Otro contertulio del café Regina, el socialista Luis Araquistain, transmite la misma admiración por don Ramón, y casi al unísono que Rivas publica en el diario La Voz el artículo «Polemario. Valle-Inclán en la Corte». Araquistain mostraba su devoción por el personaje, y se recreaba en destacar su singularidad física, su gestualidad única y su oratoria seductora. Para él Valle-Inclán era sobre todo un hombre que atesoraba en sí mismo un profundo pasado: sacerdote egipcio, mago medieval, profeta indio y, por supuesto, carlista militante. Militancia que Araquistain explicaba como la expresión del rechazo a una época chabacana, a un liberalismo funesto, mediocre, decadente. Frente a todo eso, la apología del carlismo cobraba sentido. Todo ese bagaje del pasado le permitía a Valle-Inclán reconocer en la actualidad los gérmenes del futuro. Su obra literaria de madurez sería la prueba de que había captado los cambios que se desarrollaban a su alrededor, del mismo modo que el tiempo estancado, inerte y sin ideas le hizo concebir en sus inicios una obra de carácter abstracto, que idealizaba el pasado. No, no era un izquierdista –concluye Araquistain–, era sólo un panegirista de la revolución soviética que encontró en esta gesta el campo de acción estimulante que le faltó en su juventud. La aureola heroica de la revolución, aunque sea comunista, encendía y exaltaba la curiosidad y la imaginación de don Ramón. ¿Contradicción? No, concluía Araquistain, por debajo de la lógica fluía una corriente de profunda unidad psicológica entre lo aparentemente extremo.

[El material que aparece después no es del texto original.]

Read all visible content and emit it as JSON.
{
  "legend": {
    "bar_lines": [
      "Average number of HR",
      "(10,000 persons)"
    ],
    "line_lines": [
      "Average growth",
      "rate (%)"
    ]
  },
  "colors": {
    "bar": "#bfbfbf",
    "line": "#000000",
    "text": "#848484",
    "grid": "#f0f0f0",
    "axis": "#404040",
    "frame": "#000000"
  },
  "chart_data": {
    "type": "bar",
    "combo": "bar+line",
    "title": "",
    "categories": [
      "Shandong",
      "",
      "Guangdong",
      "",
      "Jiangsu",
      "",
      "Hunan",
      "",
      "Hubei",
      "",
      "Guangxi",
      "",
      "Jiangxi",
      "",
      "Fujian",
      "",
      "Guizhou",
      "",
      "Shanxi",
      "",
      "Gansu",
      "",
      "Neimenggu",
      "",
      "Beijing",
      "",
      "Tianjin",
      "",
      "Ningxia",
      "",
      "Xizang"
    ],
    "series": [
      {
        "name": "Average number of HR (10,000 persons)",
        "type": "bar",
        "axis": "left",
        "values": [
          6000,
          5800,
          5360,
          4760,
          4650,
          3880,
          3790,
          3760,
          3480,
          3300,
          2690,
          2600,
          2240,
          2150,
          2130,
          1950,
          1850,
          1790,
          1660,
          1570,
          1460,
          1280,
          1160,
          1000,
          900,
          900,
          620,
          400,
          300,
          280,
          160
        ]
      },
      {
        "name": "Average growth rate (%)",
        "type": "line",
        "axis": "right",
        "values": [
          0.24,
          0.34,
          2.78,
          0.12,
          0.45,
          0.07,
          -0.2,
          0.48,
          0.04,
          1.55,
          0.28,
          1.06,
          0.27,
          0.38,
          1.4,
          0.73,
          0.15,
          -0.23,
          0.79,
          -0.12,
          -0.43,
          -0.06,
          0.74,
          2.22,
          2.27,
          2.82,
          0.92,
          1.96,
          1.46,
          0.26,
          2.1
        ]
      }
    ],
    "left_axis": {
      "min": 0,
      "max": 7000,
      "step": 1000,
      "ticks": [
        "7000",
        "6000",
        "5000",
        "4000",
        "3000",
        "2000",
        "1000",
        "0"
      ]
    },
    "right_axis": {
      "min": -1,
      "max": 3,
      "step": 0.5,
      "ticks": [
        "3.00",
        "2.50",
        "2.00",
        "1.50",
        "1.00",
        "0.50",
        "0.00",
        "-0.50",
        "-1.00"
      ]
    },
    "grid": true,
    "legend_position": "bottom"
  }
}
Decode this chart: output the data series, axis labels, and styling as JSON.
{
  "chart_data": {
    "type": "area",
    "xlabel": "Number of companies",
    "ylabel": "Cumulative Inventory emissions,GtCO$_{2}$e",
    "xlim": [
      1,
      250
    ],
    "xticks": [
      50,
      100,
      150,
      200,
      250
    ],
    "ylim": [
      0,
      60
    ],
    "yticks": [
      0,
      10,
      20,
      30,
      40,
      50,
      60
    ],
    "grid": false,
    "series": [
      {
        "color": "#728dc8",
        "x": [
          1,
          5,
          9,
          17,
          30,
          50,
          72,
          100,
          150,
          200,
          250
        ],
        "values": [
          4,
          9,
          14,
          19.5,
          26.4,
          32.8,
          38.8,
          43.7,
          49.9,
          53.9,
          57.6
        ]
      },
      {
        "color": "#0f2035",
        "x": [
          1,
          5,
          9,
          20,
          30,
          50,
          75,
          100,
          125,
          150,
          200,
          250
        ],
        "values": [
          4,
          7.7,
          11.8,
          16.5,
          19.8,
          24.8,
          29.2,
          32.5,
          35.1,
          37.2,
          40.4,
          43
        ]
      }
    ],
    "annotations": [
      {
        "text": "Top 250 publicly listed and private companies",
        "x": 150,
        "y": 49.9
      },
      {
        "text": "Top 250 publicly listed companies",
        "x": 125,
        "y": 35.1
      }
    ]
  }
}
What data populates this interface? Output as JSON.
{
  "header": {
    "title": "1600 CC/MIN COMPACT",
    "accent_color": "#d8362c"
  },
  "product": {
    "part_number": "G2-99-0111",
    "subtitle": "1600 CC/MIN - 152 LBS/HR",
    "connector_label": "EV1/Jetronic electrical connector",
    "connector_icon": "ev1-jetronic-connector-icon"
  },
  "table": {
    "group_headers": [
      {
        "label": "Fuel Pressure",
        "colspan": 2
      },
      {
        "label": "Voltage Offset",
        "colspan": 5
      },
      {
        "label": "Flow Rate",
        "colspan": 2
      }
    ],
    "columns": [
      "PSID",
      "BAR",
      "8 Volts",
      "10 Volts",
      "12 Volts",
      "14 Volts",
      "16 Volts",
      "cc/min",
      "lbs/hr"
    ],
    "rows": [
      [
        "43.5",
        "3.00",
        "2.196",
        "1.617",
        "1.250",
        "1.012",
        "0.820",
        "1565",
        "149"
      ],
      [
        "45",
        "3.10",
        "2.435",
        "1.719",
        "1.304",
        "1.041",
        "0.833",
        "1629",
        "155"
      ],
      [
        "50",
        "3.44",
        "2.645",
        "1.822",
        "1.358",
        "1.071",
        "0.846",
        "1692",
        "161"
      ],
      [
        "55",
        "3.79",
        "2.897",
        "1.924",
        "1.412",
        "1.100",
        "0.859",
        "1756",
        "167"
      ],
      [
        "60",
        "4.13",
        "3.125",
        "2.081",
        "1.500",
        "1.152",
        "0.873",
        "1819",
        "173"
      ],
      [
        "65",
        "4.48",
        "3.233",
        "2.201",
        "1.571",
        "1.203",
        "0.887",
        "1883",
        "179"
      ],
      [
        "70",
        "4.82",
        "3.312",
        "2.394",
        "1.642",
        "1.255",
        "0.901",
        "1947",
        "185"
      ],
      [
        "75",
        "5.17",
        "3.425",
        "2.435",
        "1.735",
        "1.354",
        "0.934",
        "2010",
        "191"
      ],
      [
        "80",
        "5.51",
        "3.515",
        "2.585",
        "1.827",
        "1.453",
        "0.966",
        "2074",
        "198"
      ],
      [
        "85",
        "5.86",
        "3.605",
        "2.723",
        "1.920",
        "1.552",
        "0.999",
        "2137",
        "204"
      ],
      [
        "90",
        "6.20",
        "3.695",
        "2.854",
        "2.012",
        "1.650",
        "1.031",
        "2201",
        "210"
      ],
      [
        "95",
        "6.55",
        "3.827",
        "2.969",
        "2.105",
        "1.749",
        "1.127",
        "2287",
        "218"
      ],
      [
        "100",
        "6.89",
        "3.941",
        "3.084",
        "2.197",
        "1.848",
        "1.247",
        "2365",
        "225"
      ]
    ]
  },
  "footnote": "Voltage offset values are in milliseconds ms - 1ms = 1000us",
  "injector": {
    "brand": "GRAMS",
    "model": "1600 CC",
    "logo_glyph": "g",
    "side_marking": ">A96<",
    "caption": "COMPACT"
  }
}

El cambio histórico, que señalaban las revoluciones sociales y políticas de esa década, sería el caldo de cultivo de sus nuevos temas literarios. Valle-Inclán ponía el oído a lo que estaba pasando en Rusia, en Cataluña, en Andalucía o en las calles de Madrid, y encontraría los nuevos escenarios teatrales y novelísticos con sus héroes anónimos. Esto era lo que ahora comenzaba a interesarle, y como dice Araquistain, no había que entender estas novedades como la rectificación de su pasado ni de su obra, sino su complemento. Estaba en transición literaria y captaba esta época en transición. No borraba el pasado ni la obra anterior, los unía y los profundizaba desde un presente en cuyo espejo se adivina el futuro.